Orange County Family Photographer. Lai Family Session
*Lai Family Session*
A friend referred her to me, and reminded her that with her littles, yearly family photos are a must. These sentiments I wholeheartedly agree with and I personally love to see the progress a year makes on our/your babies. A year ago my own youngest was afraid of the camera and upset with the process of taking photos, this past year she was cheesing and playing up for the camera as if she was born for it. Frances and Tams and their adorable kiddo earned one of the most mellow, light-drenched, most beautiful yellow sunsets I’ve ever photographed.
Baby K wasn’t really having it that day but we managed a few great ones before he decided to just have fun with my wagon. Sometimes, being a 2 year old can be touch and go. It’s either rainbow cupcakes poopin’ unicorns, or desperate times trying to get out of the parents’ hugs.

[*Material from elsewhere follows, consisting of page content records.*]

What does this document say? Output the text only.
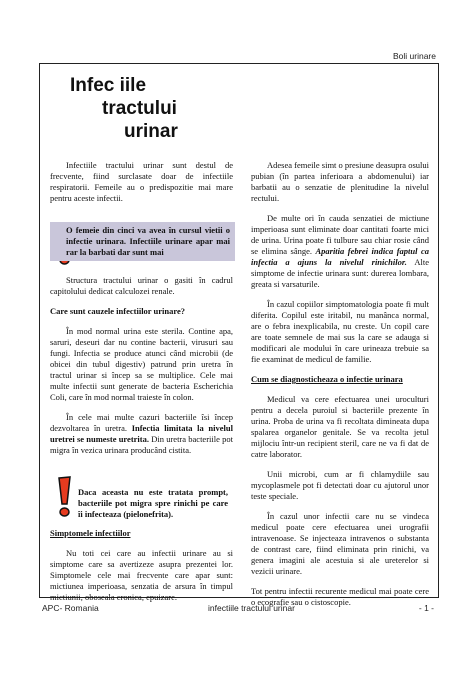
Boli urinare
Infec iile
tractului
urinar

Infectiile tractului urinar sunt destul de frecvente, fiind surclasate doar de infectiile respiratorii. Femeile au o predispozitie mai mare pentru aceste infectii.

Structura tractului urinar o gasiti în cadrul capitolului dedicat calculozei renale.

Care sunt cauzele infectiilor urinare?

În mod normal urina este sterila. Contine apa, saruri, deseuri dar nu contine bacterii, virusuri sau fungi. Infectia se produce atunci când microbii (de obicei din tubul digestiv) patrund prin uretra în tractul urinar si încep sa se multiplice. Cele mai multe infectii sunt generate de bacteria Escherichia Coli, care în mod normal traieste în colon.

În cele mai multe cazuri bacteriile îsi încep dezvoltarea în uretra. Infectia limitata la nivelul uretrei se numeste uretrita. Din uretra bacteriile pot migra în vezica urinara producând cistita.

O femeie din cinci va avea în cursul vietii o infectie urinara. Infectiile urinare apar mai rar la barbati dar sunt mai
Daca aceasta nu este tratata prompt, bacteriile pot migra spre rinichi pe care îi infecteaza (pielonefrita).

Simptomele infectiilor

Nu toti cei care au infectii urinare au si simptome care sa avertizeze asupra prezentei lor. Simptomele cele mai frecvente care apar sunt: mictiunea imperioasa, senzatia de arsura în timpul mictiunii, oboseala cronica, epuizare.

Adesea femeile simt o presiune deasupra osului pubian (în partea inferioara a abdomenului) iar barbatii au o senzatie de plenitudine la nivelul rectului.

De multe ori în cauda senzatiei de mictiune imperioasa sunt eliminate doar cantitati foarte mici de urina. Urina poate fi tulbure sau chiar rosie când se elimina sânge. Aparitia febrei indica faptul ca infectia a ajuns la nivelul rinichilor. Alte simptome de infectie urinara sunt: durerea lombara, greata si varsaturile.

În cazul copiilor simptomatologia poate fi mult diferita. Copilul este iritabil, nu manânca normal, are o febra inexplicabila, nu creste. Un copil care are toate semnele de mai sus la care se adauga si modificari ale modului în care urineaza trebuie sa fie examinat de medicul de familie.

Cum se diagnosticheaza o infectie urinara

Medicul va cere efectuarea unei uroculturi pentru a decela puroiul si bacteriile prezente în urina. Proba de urina va fi recoltata dimineata dupa spalarea organelor genitale. Se va recolta jetul mijlociu într-un recipient steril, care ne va fi dat de catre laborator.

Unii microbi, cum ar fi chlamydiile sau mycoplasmele pot fi detectati doar cu ajutorul unor teste speciale.

În cazul unor infectii care nu se vindeca medicul poate cere efectuarea unei urografii intravenoase. Se injecteaza intravenos o substanta de contrast care, fiind eliminata prin rinichi, va genera imagini ale acestuia si ale ureterelor si vezicii urinare.

Tot pentru infectii recurente medicul mai poate cere o ecografie sau o cistoscopie.

APC- Romania	infectiile tractului urinar	- 1 -
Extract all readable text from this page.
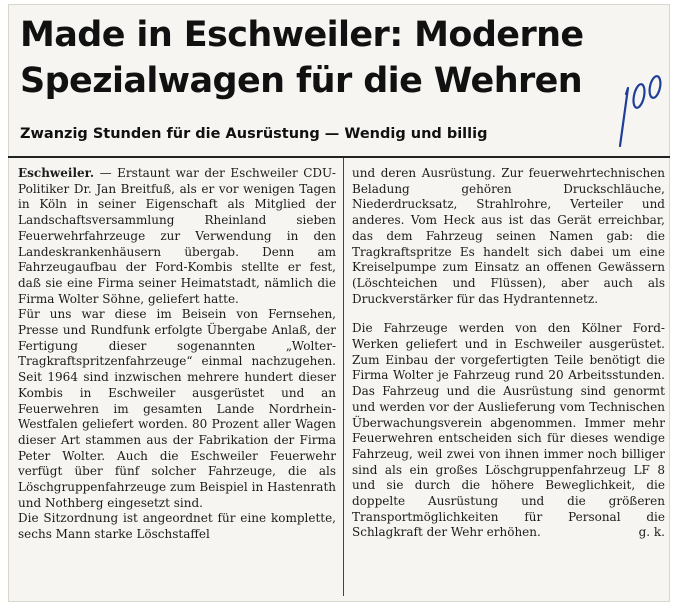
Made in Eschweiler: Moderne
Spezialwagen für die Wehren
Zwanzig Stunden für die Ausrüstung — Wendig und billig

Eschweiler. — Erstaunt war der Eschweiler CDU-Politiker Dr. Jan Breitfuß, als er vor wenigen Tagen in Köln in seiner Eigenschaft als Mitglied der Landschaftsversammlung Rheinland sieben Feuerwehrfahrzeuge zur Verwendung in den Landeskrankenhäusern übergab. Denn am Fahrzeugaufbau der Ford-Kombis stellte er fest, daß sie eine Firma seiner Heimatstadt, nämlich die Firma Wolter Söhne, geliefert hatte.

Für uns war diese im Beisein von Fernsehen, Presse und Rundfunk erfolgte Übergabe Anlaß, der Fertigung dieser sogenannten „Wolter-Tragkraftspritzenfahrzeuge“ einmal nachzugehen. Seit 1964 sind inzwischen mehrere hundert dieser Kombis in Eschweiler ausgerüstet und an Feuerwehren im gesamten Lande Nordrhein-Westfalen geliefert worden. 80 Prozent aller Wagen dieser Art stammen aus der Fabrikation der Firma Peter Wolter. Auch die Eschweiler Feuerwehr verfügt über fünf solcher Fahrzeuge, die als Löschgruppenfahrzeuge zum Beispiel in Hastenrath und Nothberg eingesetzt sind.

Die Sitzordnung ist angeordnet für eine komplette, sechs Mann starke Löschstaffel

und deren Ausrüstung. Zur feuerwehrtechnischen Beladung gehören Druckschläuche, Niederdrucksatz, Strahlrohre, Verteiler und anderes. Vom Heck aus ist das Gerät erreichbar, das dem Fahrzeug seinen Namen gab: die Tragkraftspritze Es handelt sich dabei um eine Kreiselpumpe zum Einsatz an offenen Gewässern (Löschteichen und Flüssen), aber auch als Druckverstärker für das Hydrantennetz.

Die Fahrzeuge werden von den Kölner Ford-Werken geliefert und in Eschweiler ausgerüstet. Zum Einbau der vorgefertigten Teile benötigt die Firma Wolter je Fahrzeug rund 20 Arbeitsstunden. Das Fahrzeug und die Ausrüstung sind genormt und werden vor der Auslieferung vom Technischen Überwachungsverein abgenommen. Immer mehr Feuerwehren entscheiden sich für dieses wendige Fahrzeug, weil zwei von ihnen immer noch billiger sind als ein großes Löschgruppenfahrzeug LF 8 und sie durch die höhere Beweglichkeit, die doppelte Ausrüstung und die größeren Transportmöglichkeiten für Personal die Schlagkraft der Wehr erhöhen.	g. k.
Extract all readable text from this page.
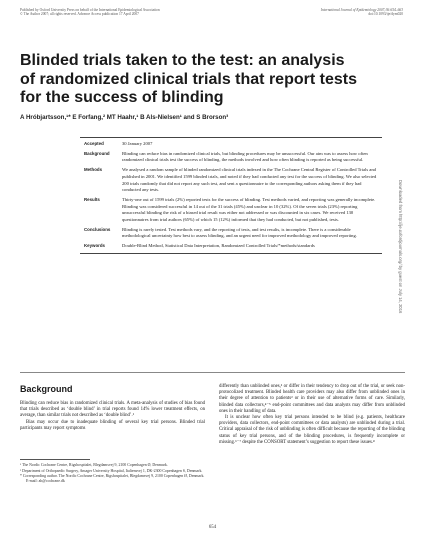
Published by Oxford University Press on behalf of the International Epidemiological Association
© The Author 2007; all rights reserved. Advance Access publication 17 April 2007
International Journal of Epidemiology 2007;36:654–663
doi:10.1093/ije/dym020
Blinded trials taken to the test: an analysis
of randomized clinical trials that report tests
for the success of blinding
A Hróbjartsson,¹* E Forfang,² MT Haahr,¹ B Als-Nielsen¹ and S Brorson³
Accepted	30 January 2007
Background	Blinding can reduce bias in randomized clinical trials, but blinding procedures may be unsuccessful. Our aim was to assess how often randomized clinical trials test the success of blinding, the methods involved and how often blinding is reported as being successful.
Methods	We analysed a random sample of blinded randomized clinical trials indexed in the The Cochrane Central Register of Controlled Trials and published in 2001. We identified 1599 blinded trials, and noted if they had conducted any test for the success of blinding. We also selected 200 trials randomly that did not report any such test, and sent a questionnaire to the corresponding authors asking them if they had conducted any tests.
Results	Thirty-one out of 1599 trials (2%) reported tests for the success of blinding. Test methods varied, and reporting was generally incomplete. Blinding was considered successful in 14 out of the 31 trials (45%) and unclear in 10 (32%). Of the seven trials (23%) reporting unsuccessful blinding the risk of a biased trial result was either not addressed or was discounted in six cases. We received 130 questionnaires from trial authors (65%) of which 15 (12%) informed that they had conducted, but not published, tests.
Conclusions	Blinding is rarely tested. Test methods vary, and the reporting of tests, and test results, is incomplete. There is a considerable methodological uncertainty how best to assess blinding, and an urgent need for improved methodology and improved reporting.
Keywords	Double-Blind Method, Statistical Data Interpretation, Randomized Controlled Trials/*methods/standards	Downloaded from http://ije.oxfordjournals.org/ by guest on July 14, 2016
Background

Blinding can reduce bias in randomized clinical trials. A meta-analysis of studies of bias found that trials described as ‘double blind’ in trial reports found 14% lower treatment effects, on average, than similar trials not described as ‘double blind’.¹

Bias may occur due to inadequate blinding of several key trial persons. Blinded trial participants may report symptoms

¹ The Nordic Cochrane Centre, Rigshospitalet, Blegdamsvej 9, 2100 Copenhagen Ø, Denmark.

² Department of Orthopaedic Surgery, Amager University Hospital, Italiensvej 1, DK-2300 Copenhagen S, Denmark.

* Corresponding author. The Nordic Cochrane Centre, Rigshospitalet, Blegdamsvej 9, 2100 Copenhagen Ø, Denmark. E-mail: ah@cochrane.dk

differently than unblinded ones,² or differ in their tendency to drop out of the trial, or seek non-protocolized treatment. Blinded health care providers may also differ from unblinded ones in their degree of attention to patients³ or in their use of alternative forms of care. Similarly, blinded data collectors,⁴⁻⁵ end-point committees and data analysts may differ from unblinded ones in their handling of data.

It is unclear how often key trial persons intended to be blind (e.g. patients, healthcare providers, data collectors, end-point committees or data analysts) are unblinded during a trial. Critical appraisal of the risk of unblinding is often difficult because the reporting of the blinding status of key trial persons, and of the blinding procedures, is frequently incomplete or missing.⁶⁻⁷ despite the CONSORT statement’s suggestion to report these issues.⁸

654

My favorite moments of the session occurred during mommy and me time. Sure, daddy did great getting baby K to play peek-a-boo with me eliciting many bursts of happy laughter. But, will you look at mom…
How the light shined and loved on the both of them as they snuggled and loved on each other. Frances, you were so patient, and so full of kindness and love, that baby K felt it all in your arms. During the session, you never once raised your voice, even at the risk of embarrassing yourself in front of your photographer. You were full of heart and sacrifice, a strong-headed baby has nothing on you. I hope these images resonate with the mother bear I see in you.
I see the trying times as my parents struggle during your sessions. I see your forced happy smiles, and inward pressure to make the best and the most of these moments because everyone wants a happy family portrait. And it honestly doesn’t have to be so difficult. We will GET those happy shots, and we will get everything- even the things you think you may not want to remember– everything in between. Because life happens in the in betweens.
In between the smiles, and my silly songs, in between all the “look at me’s” and the peek-a-boos, in between the waxed smiles almost frozen in place by the wind… I catch you giving each other a look– to convince, to encourage, to say “WE GOT THIS” together. And if I’m worth my salt, I’ll catch it on film and it’ll look completely natural, unposed, and beautiful.
Thank you for giving me the opportunity to show you what I see when I see your family, Frances. And for agreeing to put baby K in the wagon for a bit even though he wasn’t even phased by fruit snacks, toy treats, a dog puppet, and only seemingly interested in the wheels of my blue wagon. Because the harder we parent, the blurrier the lines between self and the parent role. We need to remind ourselves of Who We Are first and foremost- and, using that as our strength, empower us in our journey. Without losing who we are as individuals– as a couple– as married partners.